Two years ago, Dake started to offer group services to students at a local elementary school. The program now works with students in Shiocton, Appleton, Freedom and Black Creek school districts. Expansion to other schools is under consideration.

The setting is ideal for young people who sometimes struggle to express to an adult what they are feeling. It is peaceful. They are with peers who maybe are dealing with similar issues. And because the horses tend to mirror human emotions, the weight is lifted off of their shoulders from having to say what they are experiencing.

“Why is Rocky so sad or upset today? Maybe the herd is bullying him,” Dake said. “It gives them the ability to put it on the horse.”

They work together to accomplish tasks and participate in obstacle courses and riding activities.

“It’s very powerful to get a 1,500 pound animal to do what you ask it to do,” she said.

The program has successfully treated more than 200 youths, primarily girls and young women, and their families over the past five years. Referrals for boys are few but increasing every year.

Frassetto is hopeful schools can do more in the way of cyber-bullying prevention and encouraging students to treat others with respect.

She remembered seeing texts on her daughter’s phone that were offensive from boys and girls.

“It really affected her. That makes me angry. That’s the part I’m angry about,” she said.

She looks forward to sharing with students how her daughter’s suicide has affected her family.

“Ask for help. Don’t be like Kristy and end everything and give up everything in your life. You have so much to give and to look forward to,” Frassetto says she wants to tell students.

The Mahnkes say they don’t pretend to be experts. All they seek is to prevent further tragedies in their community.

It’s what prompted them to keep their doors open to Nikki’s friends and other visiting teens.

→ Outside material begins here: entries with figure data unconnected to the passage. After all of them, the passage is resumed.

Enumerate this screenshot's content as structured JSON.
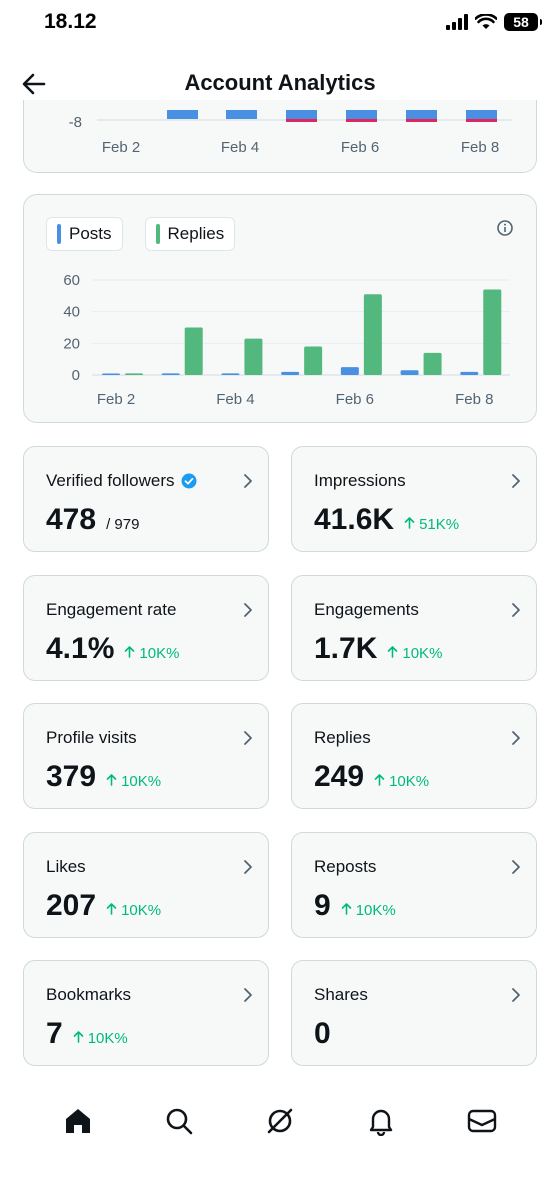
{
  "status_bar": {
    "time": "18.12",
    "battery": "58"
  },
  "header": {
    "title": "Account Analytics"
  },
  "top_chart": {
    "y_tick": "-8",
    "x_ticks": [
      "Feb 2",
      "Feb 4",
      "Feb 6",
      "Feb 8"
    ]
  },
  "chart_data": {
    "type": "bar",
    "categories": [
      "Feb 2",
      "Feb 3",
      "Feb 4",
      "Feb 5",
      "Feb 6",
      "Feb 7",
      "Feb 8"
    ],
    "x_tick_labels": [
      "Feb 2",
      "Feb 4",
      "Feb 6",
      "Feb 8"
    ],
    "series": [
      {
        "name": "Posts",
        "color": "#4a90e2",
        "values": [
          0,
          1,
          1,
          2,
          5,
          3,
          2
        ]
      },
      {
        "name": "Replies",
        "color": "#52b87e",
        "values": [
          1,
          30,
          23,
          18,
          51,
          14,
          54
        ]
      }
    ],
    "y_ticks": [
      0,
      20,
      40,
      60
    ],
    "ylim": [
      0,
      60
    ],
    "grid": true,
    "legend": "top-left"
  },
  "metrics": [
    {
      "label": "Verified followers",
      "verified_icon": true,
      "value": "478",
      "sub": "/ 979"
    },
    {
      "label": "Impressions",
      "value": "41.6K",
      "change": "51K%"
    },
    {
      "label": "Engagement rate",
      "value": "4.1%",
      "change": "10K%"
    },
    {
      "label": "Engagements",
      "value": "1.7K",
      "change": "10K%"
    },
    {
      "label": "Profile visits",
      "value": "379",
      "change": "10K%"
    },
    {
      "label": "Replies",
      "value": "249",
      "change": "10K%"
    },
    {
      "label": "Likes",
      "value": "207",
      "change": "10K%"
    },
    {
      "label": "Reposts",
      "value": "9",
      "change": "10K%"
    },
    {
      "label": "Bookmarks",
      "value": "7",
      "change": "10K%"
    },
    {
      "label": "Shares",
      "value": "0"
    }
  ],
  "nav": [
    "home-icon",
    "search-icon",
    "grok-icon",
    "bell-icon",
    "mail-icon"
  ],
  "colors": {
    "up": "#00ba7c",
    "verified": "#1d9bf0",
    "negative": "#e0245e"
  }
}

Karen, 52, turned to the social networking site, Facebook so Kaukauna teens could make her a “friend.” The list is up to 30.

Dale is “Bear” and Karen is “Mom.”

“What I get from when I leave (their house) is this overwhelming sense that things are going to be OK,” said Samantha Lotto, 19, one of Nikki’s closest friends, who now is in regular contact with the family.

Sitting in their dining room table, Dale and Karen are surrounded by Nikki’s high school artwork and photographs on display in the walls, scrapbooks and furniture fixtures.

“She was a girl. She was full of life. It can happen to anybody,” Dale said.